Just prior to the 2019 NFL Draft, the myth and legend of Kahale Warring began to rise from the collective football psyche, with tales of nigh super-human agility, football instincts rarely seen, and a freakish ability to out-body anyone trying to go against him at the point of attack.

The 6’5.5” San Diego State product landed on the Houston Texans in the third round of the 2019 Draft, going off the board 86th overall. Unfortunately, before fans could see the fire behind all the smoke, Houston saw fit to put him on IR a year ago yesterday with little to no fanfare. Would the legend of Warring die before it was truly born? Stay tuned!

Enter Darren Fells.

Apparently, if you want to be a productive tight end on an NFL squad, you can either go to a college that puts players in the NFL Draft or you can travel the world and play basketball. The latter is exactly what Darren Fells did between 2008 and 2012, balling out professionally in the Belgian Basketball League among other things. In 2013, Fells returned to the U.S., signed with the Seattle Seahawks, and was cast aside five short months later. Fells then caught on with the Arizona Cardinals from 2014 to 2016 before kicking over to the Detroit Lions and Cleveland Browns for a year each.

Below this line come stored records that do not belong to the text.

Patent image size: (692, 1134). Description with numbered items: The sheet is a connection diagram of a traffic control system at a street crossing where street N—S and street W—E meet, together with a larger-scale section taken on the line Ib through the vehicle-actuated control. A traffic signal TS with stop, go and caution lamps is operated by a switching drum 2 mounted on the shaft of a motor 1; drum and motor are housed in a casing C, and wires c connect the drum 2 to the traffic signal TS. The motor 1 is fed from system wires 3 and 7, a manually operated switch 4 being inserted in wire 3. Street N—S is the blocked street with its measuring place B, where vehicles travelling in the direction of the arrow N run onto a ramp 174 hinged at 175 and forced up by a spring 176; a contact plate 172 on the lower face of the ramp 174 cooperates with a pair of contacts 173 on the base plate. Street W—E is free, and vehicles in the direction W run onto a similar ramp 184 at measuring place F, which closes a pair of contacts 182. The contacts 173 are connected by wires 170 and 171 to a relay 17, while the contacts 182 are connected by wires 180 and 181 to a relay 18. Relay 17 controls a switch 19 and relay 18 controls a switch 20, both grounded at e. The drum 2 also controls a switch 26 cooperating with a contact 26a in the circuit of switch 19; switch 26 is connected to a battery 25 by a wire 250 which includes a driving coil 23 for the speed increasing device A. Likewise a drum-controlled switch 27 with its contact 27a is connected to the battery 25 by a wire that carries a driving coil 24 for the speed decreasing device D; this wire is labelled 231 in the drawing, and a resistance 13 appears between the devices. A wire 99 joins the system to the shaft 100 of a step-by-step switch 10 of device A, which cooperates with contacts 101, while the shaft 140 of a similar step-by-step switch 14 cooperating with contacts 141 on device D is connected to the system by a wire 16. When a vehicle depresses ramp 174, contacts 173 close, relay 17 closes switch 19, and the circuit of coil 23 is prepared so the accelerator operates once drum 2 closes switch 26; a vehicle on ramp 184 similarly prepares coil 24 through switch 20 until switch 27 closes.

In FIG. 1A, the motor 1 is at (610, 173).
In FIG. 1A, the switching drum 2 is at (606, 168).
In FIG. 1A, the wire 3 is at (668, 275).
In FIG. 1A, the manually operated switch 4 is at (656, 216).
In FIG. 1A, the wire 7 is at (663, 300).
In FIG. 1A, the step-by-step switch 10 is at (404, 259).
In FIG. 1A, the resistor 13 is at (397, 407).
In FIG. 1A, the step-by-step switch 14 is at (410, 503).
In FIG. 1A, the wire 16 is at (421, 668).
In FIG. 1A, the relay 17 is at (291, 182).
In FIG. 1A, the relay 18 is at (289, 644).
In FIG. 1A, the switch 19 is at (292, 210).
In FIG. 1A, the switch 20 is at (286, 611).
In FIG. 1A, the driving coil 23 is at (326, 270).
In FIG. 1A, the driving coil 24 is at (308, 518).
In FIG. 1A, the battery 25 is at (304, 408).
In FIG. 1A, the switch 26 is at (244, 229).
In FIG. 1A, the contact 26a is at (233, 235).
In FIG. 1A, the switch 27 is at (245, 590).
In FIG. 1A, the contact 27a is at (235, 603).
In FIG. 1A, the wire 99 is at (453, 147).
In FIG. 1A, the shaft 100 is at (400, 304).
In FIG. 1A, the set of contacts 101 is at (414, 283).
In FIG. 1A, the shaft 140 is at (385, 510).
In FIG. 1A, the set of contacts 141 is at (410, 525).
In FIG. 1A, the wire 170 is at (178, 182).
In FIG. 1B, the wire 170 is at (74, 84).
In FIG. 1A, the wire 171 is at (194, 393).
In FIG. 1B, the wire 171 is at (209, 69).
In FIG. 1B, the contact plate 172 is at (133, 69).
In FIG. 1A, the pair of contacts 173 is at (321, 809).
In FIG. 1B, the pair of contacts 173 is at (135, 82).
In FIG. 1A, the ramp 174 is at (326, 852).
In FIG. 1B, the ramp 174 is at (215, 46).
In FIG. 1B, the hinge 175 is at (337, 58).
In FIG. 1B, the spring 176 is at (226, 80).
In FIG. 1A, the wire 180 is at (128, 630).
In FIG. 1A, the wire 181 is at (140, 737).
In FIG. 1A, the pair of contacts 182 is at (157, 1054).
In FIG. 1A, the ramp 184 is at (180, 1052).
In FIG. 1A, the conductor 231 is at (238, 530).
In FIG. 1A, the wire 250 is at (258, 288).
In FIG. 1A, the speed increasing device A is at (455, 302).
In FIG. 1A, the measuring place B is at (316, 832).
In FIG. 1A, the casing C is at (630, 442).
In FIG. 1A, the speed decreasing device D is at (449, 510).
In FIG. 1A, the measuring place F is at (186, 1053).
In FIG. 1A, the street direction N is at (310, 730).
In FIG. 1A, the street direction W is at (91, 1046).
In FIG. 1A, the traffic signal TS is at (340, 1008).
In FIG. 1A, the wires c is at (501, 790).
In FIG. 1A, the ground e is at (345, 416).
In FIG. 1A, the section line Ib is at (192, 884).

Then life for Fells changed in a big way. He signed a one-year deal with the Deshaun Watson led Houston Texans on March 18, 2019, almost six years to the day he entered the league.

Last season saw Fells catch 34 passes on 48 targets, gain 341 yards, pick up 22 first downs, and score 7 touchdowns. These were all career single season high marks. It would seem Fells and Watson have a chemistry that clicked quickly.

Deshaun Watson’s 2020 Weapons: Tight Ends

When it comes to predicting the Houston Texans’ 53-man roster, it’s almost a given that Fells and Akins will make the squad. Assuming the Texans don’t have the room to keep four tight ends, that leaves either Thomas or Warring as the odd man out.

Thomas grabbed the brass ring on the first day of 2020 training camp, garnering praise from his quarterback in the post-practice pressers:

Deshaun Watson (on Jordan Thomas)

He adds everything. He can play outside, inside, blocking, short, intermediate routes, long. He has the size and the speed. He’s 6-6 and 255 pounds that can run a 4.5 or 4.6. He’s a guy that’s very talented and has so much potential. He’s been working, you can tell. He came back ready and prepared for this camp. He’s ready to go. Whenever he gets his opportunity, I’m definitely going to give him a shot. He’s been capitalizing on those.

It would seem Warring got a slightly later start than Thomas, but it’s hard to deny the collective will of the other players, coaches, and fans to see Warring succeed.

Bill O’Brien, on Warring (8.30.2020):

He’s improved. He’s in a battle, though. He’s a great guy. He works really hard. He’s still a young player. He’s got a lot of talent. He had a good practice last week, I think. He’s working really hard to get better and he’s right in the mix.

We’re working hard with him and we want him to succeed.

That’s a competitive position. You’ve got guys there that have played a lot of football in Fells and Akins, and then Jordan Thomas and Kahale are coming off of injury last year... it’s a competitive position.

It’s hard to imagine a world where a third round draft pick clears waivers and makes it to the practice squad, so if Houston has to cut Warring, odds are another team will snatch him up with the belief that they can succeed with him where the Texans failed. Thomas would also likely find another team quickly if the Texans cut him.

Decisions, decisions.

If we’d had a full preseason to watch and grade these players, it might be a slam dunk as to which one would get the coveted third tight end spot. Without those exhibition games, all we can do is wait and wonder.

The deadline to have rosters down to 53 men is this Saturday, September 5th at 3 p.m. CDT. We’re only one week away from the Texans’ season kicking off against the Kansas City Chiefs on Thursday Night Football, so the Turk will be making his rounds for sure.

Who do you think makes the list of Deshaun Watson’s 2020 tight end weapons?